« Reply #9 on: December 20, 2017, 04:24:08 PM »
Two reasons while this will fail, not related to Lavar Ball’s egomaniacism:
1) The G-League pays more than $3k a month, and players can sign their own apparel deals.
2) Under the table money in the NCAA also exceeds $3k per month, albeit apparel deals are restricted.
Option 1 is clearly superior to the Big Baller league. Virtually all high school players choose option 2, meaning there is no chance.
My thoughts exactly. If top 100 players actually started by playing in the G-League rather than going to college and then getting drafted, then the G-League would actually become a lot more exciting. Imagine guys like Simmons and Tatum dominating the G-League rather than undrafted players.
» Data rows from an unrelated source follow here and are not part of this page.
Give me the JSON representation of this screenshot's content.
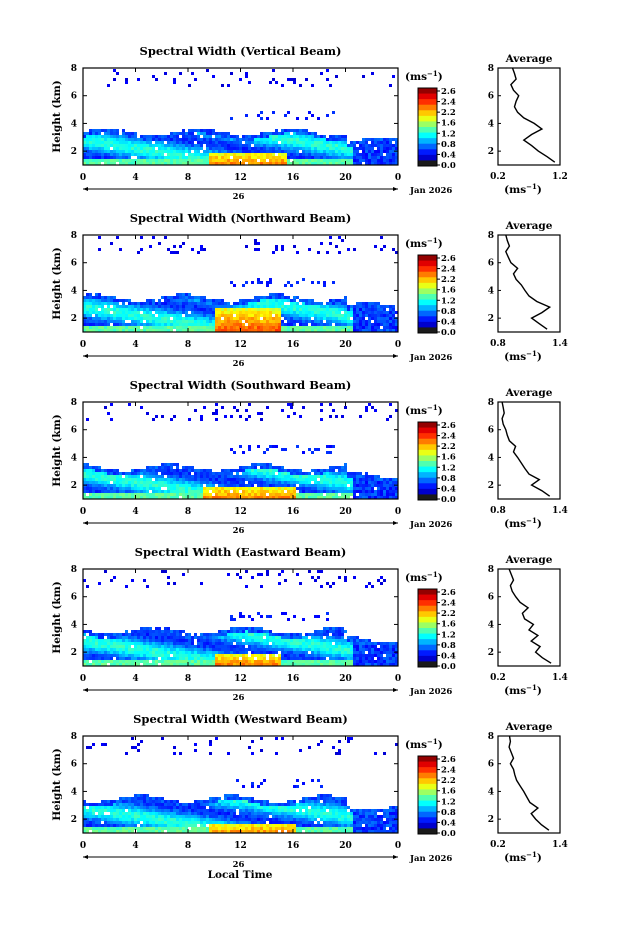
{
  "figure": {
    "xlabel_bottom": "Local Time",
    "date_label": "Jan 2026",
    "day_label": "26",
    "panel_ylabel": "Height (km)",
    "unit_label": "(ms",
    "unit_exp": "−1",
    "avg_title": "Average",
    "colorbar_ticks": [
      "2.6",
      "2.4",
      "2.2",
      "1.6",
      "1.2",
      "0.8",
      "0.4",
      "0.0"
    ]
  },
  "chart_data": [
    {
      "type": "heatmap",
      "title": "Spectral Width (Vertical Beam)",
      "xlabel": "",
      "ylabel": "Height (km)",
      "xticks": [
        "0",
        "4",
        "8",
        "12",
        "16",
        "20",
        "0"
      ],
      "yticks": [
        "2",
        "4",
        "6",
        "8"
      ],
      "xlim": [
        0,
        24
      ],
      "ylim": [
        1,
        8
      ],
      "colorbar": {
        "label": "(ms-1)",
        "range": [
          0.0,
          2.6
        ]
      },
      "layer_top_km": 3.5,
      "hot_region": {
        "x_start_h": 9.5,
        "x_end_h": 15.5,
        "height_max_km": 2.0
      },
      "profile": {
        "title": "Average",
        "xlabel": "(ms-1)",
        "xticks": [
          "0.2",
          "1.2"
        ],
        "xlim": [
          0.2,
          1.4
        ],
        "yticks": [
          "2",
          "4",
          "6",
          "8"
        ],
        "ylim": [
          1,
          8
        ],
        "x": [
          1.3,
          1.15,
          0.98,
          0.85,
          0.7,
          0.85,
          1.05,
          0.9,
          0.7,
          0.58,
          0.52,
          0.55,
          0.6,
          0.5,
          0.45,
          0.55,
          0.52,
          0.48
        ],
        "heights": [
          1.2,
          1.6,
          2.0,
          2.4,
          2.8,
          3.2,
          3.6,
          4.0,
          4.4,
          4.8,
          5.2,
          5.6,
          6.0,
          6.4,
          6.8,
          7.2,
          7.6,
          8.0
        ]
      }
    },
    {
      "type": "heatmap",
      "title": "Spectral Width (Northward Beam)",
      "xlabel": "",
      "ylabel": "Height (km)",
      "xticks": [
        "0",
        "4",
        "8",
        "12",
        "16",
        "20",
        "0"
      ],
      "yticks": [
        "2",
        "4",
        "6",
        "8"
      ],
      "xlim": [
        0,
        24
      ],
      "ylim": [
        1,
        8
      ],
      "colorbar": {
        "label": "(ms-1)",
        "range": [
          0.0,
          2.6
        ]
      },
      "layer_top_km": 3.6,
      "hot_region": {
        "x_start_h": 10.0,
        "x_end_h": 15.0,
        "height_max_km": 2.8
      },
      "profile": {
        "title": "Average",
        "xlabel": "(ms-1)",
        "xticks": [
          "0.8",
          "1.4"
        ],
        "xlim": [
          0.4,
          1.6
        ],
        "yticks": [
          "2",
          "4",
          "6",
          "8"
        ],
        "ylim": [
          1,
          8
        ],
        "x": [
          1.35,
          1.2,
          1.05,
          1.25,
          1.4,
          1.15,
          1.0,
          0.92,
          0.85,
          0.75,
          0.7,
          0.78,
          0.65,
          0.6,
          0.55,
          0.62,
          0.58,
          0.55
        ],
        "heights": [
          1.2,
          1.6,
          2.0,
          2.4,
          2.8,
          3.2,
          3.6,
          4.0,
          4.4,
          4.8,
          5.2,
          5.6,
          6.0,
          6.4,
          6.8,
          7.2,
          7.6,
          8.0
        ]
      }
    },
    {
      "type": "heatmap",
      "title": "Spectral Width (Southward Beam)",
      "xlabel": "",
      "ylabel": "Height (km)",
      "xticks": [
        "0",
        "4",
        "8",
        "12",
        "16",
        "20",
        "0"
      ],
      "yticks": [
        "2",
        "4",
        "6",
        "8"
      ],
      "xlim": [
        0,
        24
      ],
      "ylim": [
        1,
        8
      ],
      "colorbar": {
        "label": "(ms-1)",
        "range": [
          0.0,
          2.6
        ]
      },
      "layer_top_km": 3.4,
      "hot_region": {
        "x_start_h": 9.0,
        "x_end_h": 16.0,
        "height_max_km": 2.0
      },
      "profile": {
        "title": "Average",
        "xlabel": "(ms-1)",
        "xticks": [
          "0.8",
          "1.4"
        ],
        "xlim": [
          0.4,
          1.6
        ],
        "yticks": [
          "2",
          "4",
          "6",
          "8"
        ],
        "ylim": [
          1,
          8
        ],
        "x": [
          1.4,
          1.25,
          1.05,
          1.2,
          1.0,
          0.92,
          0.85,
          0.78,
          0.7,
          0.74,
          0.62,
          0.58,
          0.55,
          0.5,
          0.48,
          0.52,
          0.5,
          0.48
        ],
        "heights": [
          1.2,
          1.6,
          2.0,
          2.4,
          2.8,
          3.2,
          3.6,
          4.0,
          4.4,
          4.8,
          5.2,
          5.6,
          6.0,
          6.4,
          6.8,
          7.2,
          7.6,
          8.0
        ]
      }
    },
    {
      "type": "heatmap",
      "title": "Spectral Width (Eastward Beam)",
      "xlabel": "",
      "ylabel": "Height (km)",
      "xticks": [
        "0",
        "4",
        "8",
        "12",
        "16",
        "20",
        "0"
      ],
      "yticks": [
        "2",
        "4",
        "6",
        "8"
      ],
      "xlim": [
        0,
        24
      ],
      "ylim": [
        1,
        8
      ],
      "colorbar": {
        "label": "(ms-1)",
        "range": [
          0.0,
          2.6
        ]
      },
      "layer_top_km": 3.7,
      "hot_region": {
        "x_start_h": 10.0,
        "x_end_h": 15.0,
        "height_max_km": 2.0
      },
      "profile": {
        "title": "Average",
        "xlabel": "(ms-1)",
        "xticks": [
          "0.2",
          "1.4"
        ],
        "xlim": [
          0.2,
          1.6
        ],
        "yticks": [
          "2",
          "4",
          "6",
          "8"
        ],
        "ylim": [
          1,
          8
        ],
        "x": [
          1.4,
          1.2,
          1.05,
          1.15,
          0.95,
          1.1,
          0.9,
          1.0,
          0.8,
          0.75,
          0.88,
          0.7,
          0.6,
          0.52,
          0.48,
          0.55,
          0.5,
          0.45
        ],
        "heights": [
          1.2,
          1.6,
          2.0,
          2.4,
          2.8,
          3.2,
          3.6,
          4.0,
          4.4,
          4.8,
          5.2,
          5.6,
          6.0,
          6.4,
          6.8,
          7.2,
          7.6,
          8.0
        ]
      }
    },
    {
      "type": "heatmap",
      "title": "Spectral Width (Westward Beam)",
      "xlabel": "Local Time",
      "ylabel": "Height (km)",
      "xticks": [
        "0",
        "4",
        "8",
        "12",
        "16",
        "20",
        "0"
      ],
      "yticks": [
        "2",
        "4",
        "6",
        "8"
      ],
      "xlim": [
        0,
        24
      ],
      "ylim": [
        1,
        8
      ],
      "colorbar": {
        "label": "(ms-1)",
        "range": [
          0.0,
          2.6
        ]
      },
      "layer_top_km": 3.6,
      "hot_region": {
        "x_start_h": 9.5,
        "x_end_h": 16.0,
        "height_max_km": 1.8
      },
      "profile": {
        "title": "Average",
        "xlabel": "(ms-1)",
        "xticks": [
          "0.2",
          "1.4"
        ],
        "xlim": [
          0.2,
          1.6
        ],
        "yticks": [
          "2",
          "4",
          "6",
          "8"
        ],
        "ylim": [
          1,
          8
        ],
        "x": [
          1.35,
          1.18,
          1.05,
          0.95,
          1.1,
          0.92,
          0.85,
          0.78,
          0.7,
          0.62,
          0.58,
          0.55,
          0.48,
          0.55,
          0.5,
          0.45,
          0.48,
          0.46
        ],
        "heights": [
          1.2,
          1.6,
          2.0,
          2.4,
          2.8,
          3.2,
          3.6,
          4.0,
          4.4,
          4.8,
          5.2,
          5.6,
          6.0,
          6.4,
          6.8,
          7.2,
          7.6,
          8.0
        ]
      }
    }
  ]
}
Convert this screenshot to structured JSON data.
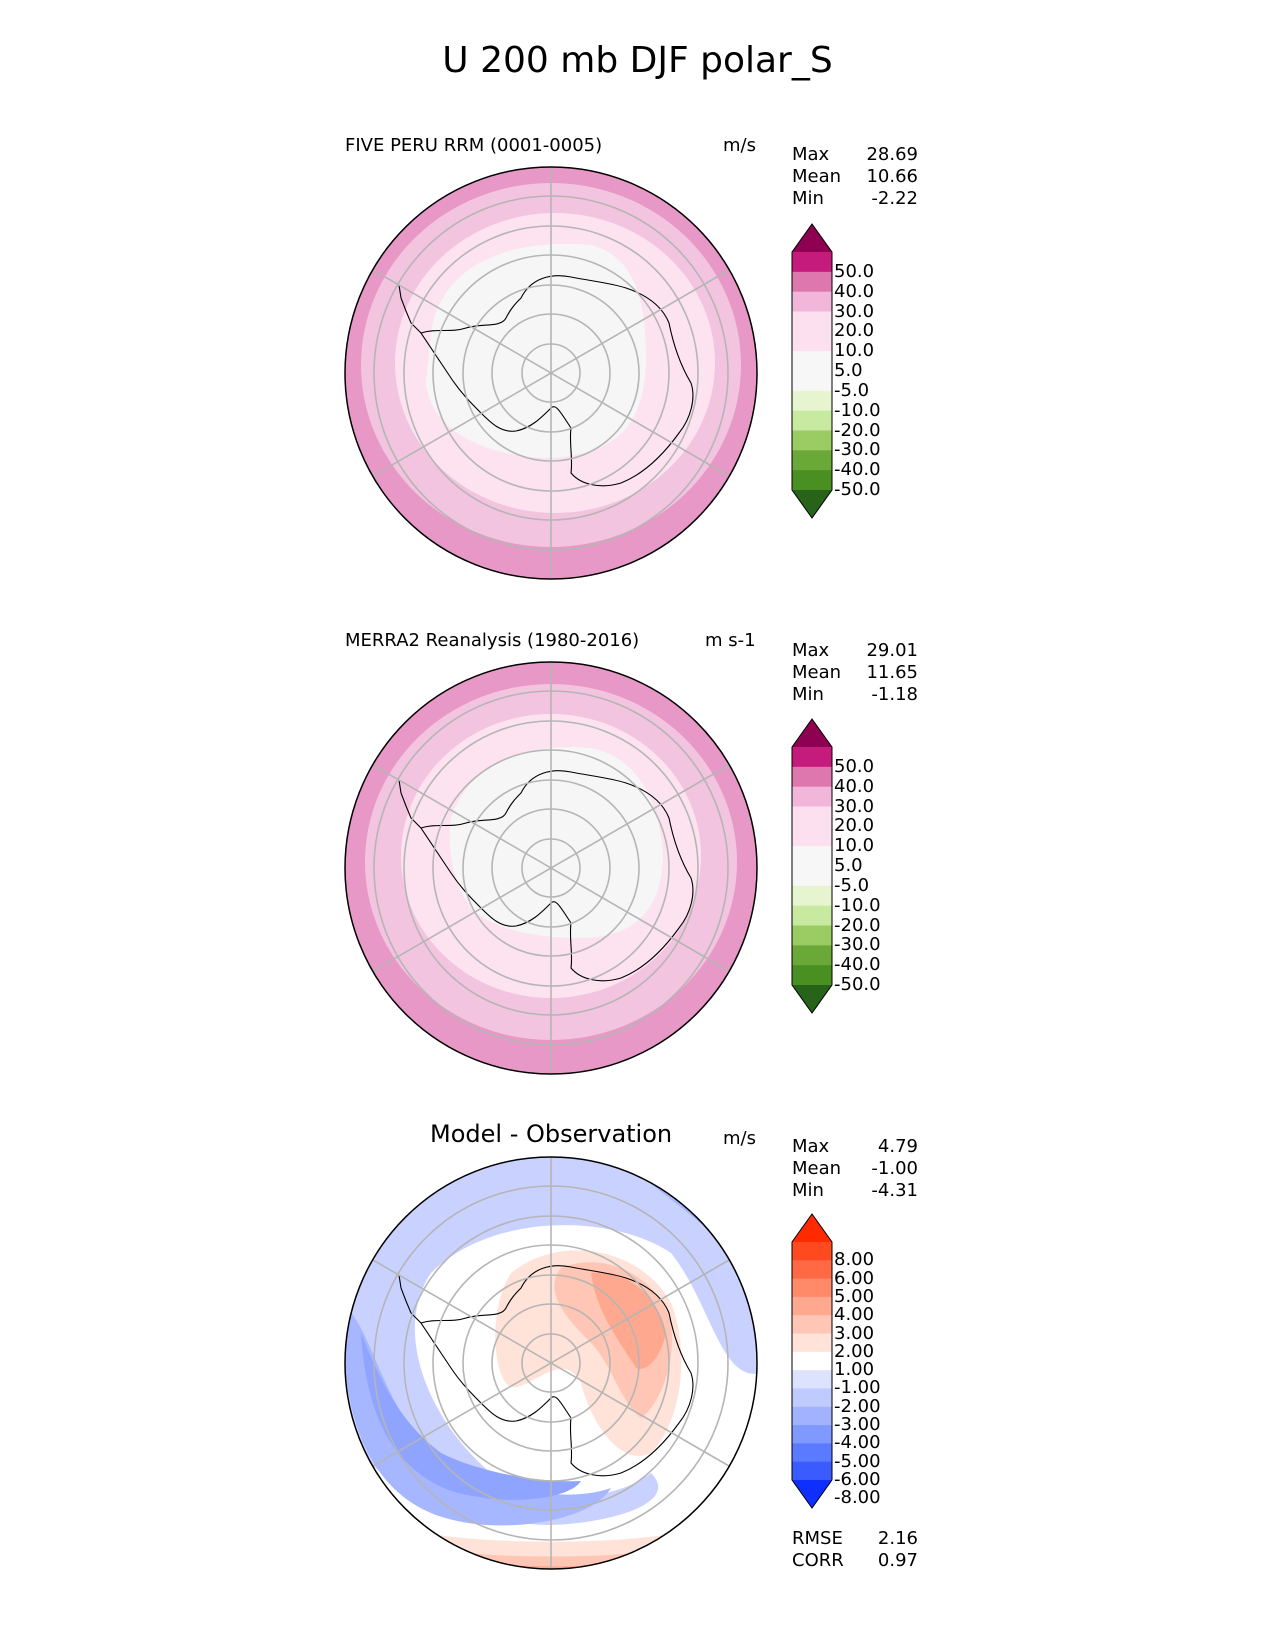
{
  "title": "U 200 mb DJF polar_S",
  "chart_data": [
    {
      "type": "polar-contour-map",
      "left_label": "FIVE PERU RRM (0001-0005)",
      "units": "m/s",
      "stats": [
        {
          "name": "Max",
          "value": "28.69"
        },
        {
          "name": "Mean",
          "value": "10.66"
        },
        {
          "name": "Min",
          "value": "-2.22"
        }
      ],
      "levels": [
        "50.0",
        "40.0",
        "30.0",
        "20.0",
        "10.0",
        "5.0",
        "-5.0",
        "-10.0",
        "-20.0",
        "-30.0",
        "-40.0",
        "-50.0"
      ],
      "colors": [
        "#8e0152",
        "#c51b7d",
        "#de77ae",
        "#f1b6da",
        "#fde0ef",
        "#f7f7f7",
        "#f7f7f7",
        "#e6f5d0",
        "#b8e186",
        "#7fbc41",
        "#4d9221",
        "#276419"
      ],
      "color_top": [
        "#8e0152",
        "#c51b7d",
        "#de77ae",
        "#f1b6da",
        "#fde0ef",
        "#fde0ef",
        "#f7f7f7",
        "#f7f7f7",
        "#e6f5d0",
        "#c7e9a0",
        "#9bcc63",
        "#6aa838",
        "#4a8f22",
        "#276419"
      ],
      "contour_rings": [
        {
          "value": 25,
          "color": "#e898c6"
        },
        {
          "value": 15,
          "color": "#f3c4df"
        },
        {
          "value": 7.5,
          "color": "#fce3ef"
        },
        {
          "value": 0,
          "color": "#f6f6f6"
        }
      ]
    },
    {
      "type": "polar-contour-map",
      "left_label": "MERRA2 Reanalysis (1980-2016)",
      "units": "m s-1",
      "stats": [
        {
          "name": "Max",
          "value": "29.01"
        },
        {
          "name": "Mean",
          "value": "11.65"
        },
        {
          "name": "Min",
          "value": "-1.18"
        }
      ],
      "levels": [
        "50.0",
        "40.0",
        "30.0",
        "20.0",
        "10.0",
        "5.0",
        "-5.0",
        "-10.0",
        "-20.0",
        "-30.0",
        "-40.0",
        "-50.0"
      ],
      "color_top": [
        "#8e0152",
        "#c51b7d",
        "#de77ae",
        "#f1b6da",
        "#fde0ef",
        "#fde0ef",
        "#f7f7f7",
        "#f7f7f7",
        "#e6f5d0",
        "#c7e9a0",
        "#9bcc63",
        "#6aa838",
        "#4a8f22",
        "#276419"
      ],
      "contour_rings": [
        {
          "value": 25,
          "color": "#e898c6"
        },
        {
          "value": 15,
          "color": "#f3c4df"
        },
        {
          "value": 7.5,
          "color": "#fce3ef"
        },
        {
          "value": 0,
          "color": "#f6f6f6"
        }
      ]
    },
    {
      "type": "polar-contour-map",
      "center_label": "Model - Observation",
      "units": "m/s",
      "stats": [
        {
          "name": "Max",
          "value": "4.79"
        },
        {
          "name": "Mean",
          "value": "-1.00"
        },
        {
          "name": "Min",
          "value": "-4.31"
        }
      ],
      "extra_stats": [
        {
          "name": "RMSE",
          "value": "2.16"
        },
        {
          "name": "CORR",
          "value": "0.97"
        }
      ],
      "levels": [
        "8.00",
        "6.00",
        "5.00",
        "4.00",
        "3.00",
        "2.00",
        "1.00",
        "-1.00",
        "-2.00",
        "-3.00",
        "-4.00",
        "-5.00",
        "-6.00",
        "-8.00"
      ],
      "color_top": [
        "#ff2a00",
        "#ff4a1f",
        "#ff6a45",
        "#ff8a6a",
        "#ffa890",
        "#ffc6b5",
        "#ffe2d8",
        "#ffffff",
        "#dde3ff",
        "#bfcaff",
        "#a3b2ff",
        "#8099ff",
        "#5a7aff",
        "#3a5cff",
        "#0f2fff"
      ]
    }
  ]
}
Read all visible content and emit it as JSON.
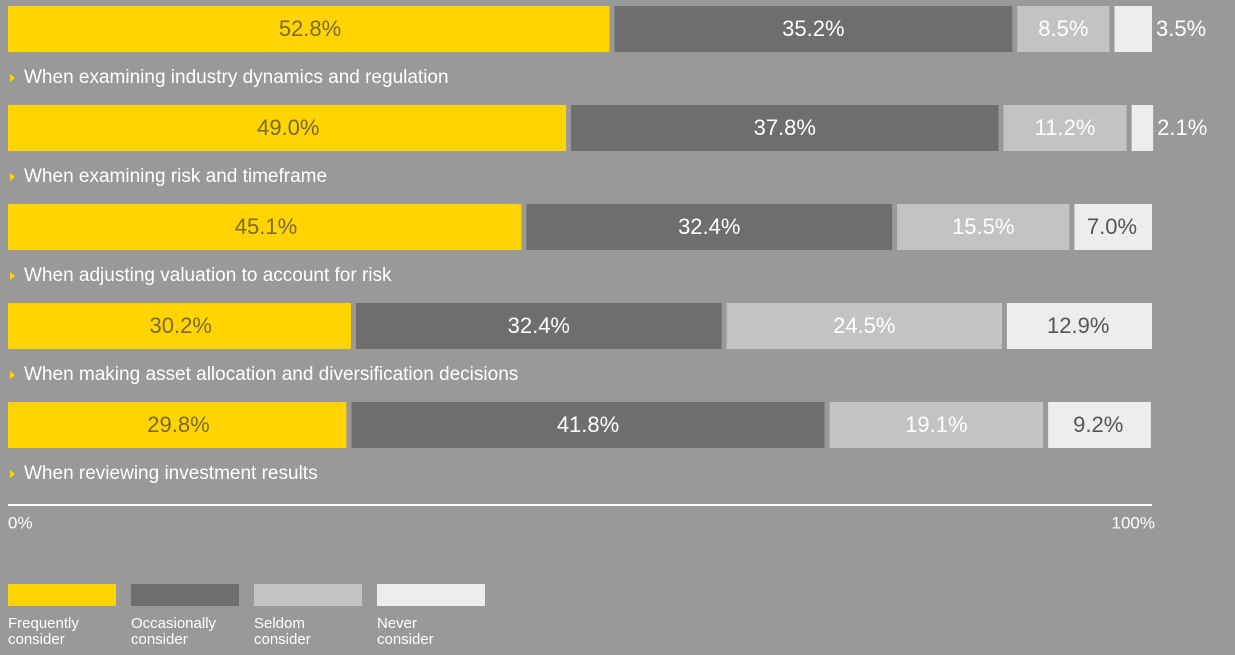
{
  "chart_data": {
    "type": "stacked-bar",
    "orientation": "horizontal",
    "categories": [
      "When examining industry dynamics and regulation",
      "When examining risk and timeframe",
      "When adjusting valuation to account for risk",
      "When making asset allocation and diversification decisions",
      "When reviewing investment results"
    ],
    "series": [
      {
        "name": "Frequently consider",
        "color": "#ffd400",
        "values": [
          52.8,
          49.0,
          45.1,
          30.2,
          29.8
        ],
        "value_labels": [
          "52.8%",
          "49.0%",
          "45.1%",
          "30.2%",
          "29.8%"
        ]
      },
      {
        "name": "Occasionally consider",
        "color": "#6e6e6e",
        "values": [
          35.2,
          37.8,
          32.4,
          32.4,
          41.8
        ],
        "value_labels": [
          "35.2%",
          "37.8%",
          "32.4%",
          "32.4%",
          "41.8%"
        ]
      },
      {
        "name": "Seldom consider",
        "color": "#c3c3c3",
        "values": [
          8.5,
          11.2,
          15.5,
          24.5,
          19.1
        ],
        "value_labels": [
          "8.5%",
          "11.2%",
          "15.5%",
          "24.5%",
          "19.1%"
        ]
      },
      {
        "name": "Never consider",
        "color": "#ededed",
        "values": [
          3.5,
          2.1,
          7.0,
          12.9,
          9.2
        ],
        "value_labels": [
          "3.5%",
          "2.1%",
          "7.0%",
          "12.9%",
          "9.2%"
        ]
      }
    ],
    "xlim": [
      0,
      100
    ],
    "xticks": [
      {
        "value": 0,
        "label": "0%"
      },
      {
        "value": 100,
        "label": "100%"
      }
    ],
    "legend": "bottom-left"
  }
}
It would be 1 and done like college, but they would be getting paid (well, officially, as you noted in option 2).
And this may not matter at all, anyway. If the new plan is to be able to draft players out of high school (or have them go to college for a minimum of two years), teams will at the very least want their guys playing for their G-League affiliate if they aren't ready for the NBA stage.
It seems like there's probably a chicken-and-egg problem. Star high school players aren't going to go to the G-League until it's more legit and pays enough money to offset not being on nationally televised college games. But the G-League isn't going to get big enough to pay that much/have that much influence until it can attract stars.